Looking up answers on your phone linked to lazy thinking, researchers find
Published Thursday, March 19, 2015 6:06PM EDT
Last Updated Thursday, March 19, 2015 6:39PM EDT
Are you a lazy thinker?
It might help if you knew what that means.
According to University of Waterloo researcher Gordon Pennycook, a lazy thinker is someone unlikely to reason out a solution to a problem.
“They rely more on their gut feelings and intuitions,” he says.
Asking people how they make decisions isn’t the only way to spot a lazy thinker.
Pennycook and fellow researcher Nathaniel Barr have found a link between those gut-instinct types and people who look up information on the search engine in their smartphone.
“We can indirectly make the guess that what they’re doing is probably looking up information that they’ve been exposed to before,” Barr says.

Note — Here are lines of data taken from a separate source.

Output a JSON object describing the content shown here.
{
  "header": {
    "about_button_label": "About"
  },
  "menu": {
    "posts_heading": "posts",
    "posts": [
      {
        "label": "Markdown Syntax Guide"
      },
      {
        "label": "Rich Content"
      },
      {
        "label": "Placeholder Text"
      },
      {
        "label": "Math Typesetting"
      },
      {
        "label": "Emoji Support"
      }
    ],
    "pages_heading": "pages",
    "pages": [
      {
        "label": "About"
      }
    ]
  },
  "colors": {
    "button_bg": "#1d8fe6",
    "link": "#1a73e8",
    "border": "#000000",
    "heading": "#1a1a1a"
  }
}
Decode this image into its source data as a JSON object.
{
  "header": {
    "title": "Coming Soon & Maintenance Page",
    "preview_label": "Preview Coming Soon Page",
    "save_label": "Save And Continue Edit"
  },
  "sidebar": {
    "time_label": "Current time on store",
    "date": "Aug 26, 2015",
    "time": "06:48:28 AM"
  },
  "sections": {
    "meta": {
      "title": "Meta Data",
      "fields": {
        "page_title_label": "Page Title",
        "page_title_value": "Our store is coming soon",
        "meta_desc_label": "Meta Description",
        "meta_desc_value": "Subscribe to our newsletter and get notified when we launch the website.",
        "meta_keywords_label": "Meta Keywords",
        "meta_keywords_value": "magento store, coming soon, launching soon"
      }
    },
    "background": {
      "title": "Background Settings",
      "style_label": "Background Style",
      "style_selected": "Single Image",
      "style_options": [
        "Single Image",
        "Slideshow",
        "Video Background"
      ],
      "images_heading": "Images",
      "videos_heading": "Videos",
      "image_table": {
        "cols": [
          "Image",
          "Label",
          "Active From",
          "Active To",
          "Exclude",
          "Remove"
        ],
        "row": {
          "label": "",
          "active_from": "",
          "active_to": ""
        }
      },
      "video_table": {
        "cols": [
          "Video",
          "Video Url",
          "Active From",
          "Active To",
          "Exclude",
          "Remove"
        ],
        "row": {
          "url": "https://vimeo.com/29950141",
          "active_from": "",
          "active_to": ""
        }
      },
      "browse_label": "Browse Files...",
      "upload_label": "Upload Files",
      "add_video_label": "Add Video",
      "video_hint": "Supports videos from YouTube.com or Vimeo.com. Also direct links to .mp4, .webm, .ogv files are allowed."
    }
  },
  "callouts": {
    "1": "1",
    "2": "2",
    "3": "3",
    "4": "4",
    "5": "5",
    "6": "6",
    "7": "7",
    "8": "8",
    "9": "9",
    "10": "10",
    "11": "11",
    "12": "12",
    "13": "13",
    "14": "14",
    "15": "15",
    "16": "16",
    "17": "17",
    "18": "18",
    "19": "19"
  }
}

From their research, it’s not clear if one behaviour causes the other.
It’s also not clear if it’s a new phenomenon.
As Barr notes, people often used encyclopedias or each other to answer questions in the pre-smartphone age.
But the smartphone has taken that behaviour to a whole new level of ease and accessibility.
“It’s kind of like having a brain in your pocket,” Pennycook says.
To get their findings, Pennycook and Barr surveyed hundreds of people on their smartphone use, then asked them questions designed to pit their analytics reasoning against their intuitive reasoning.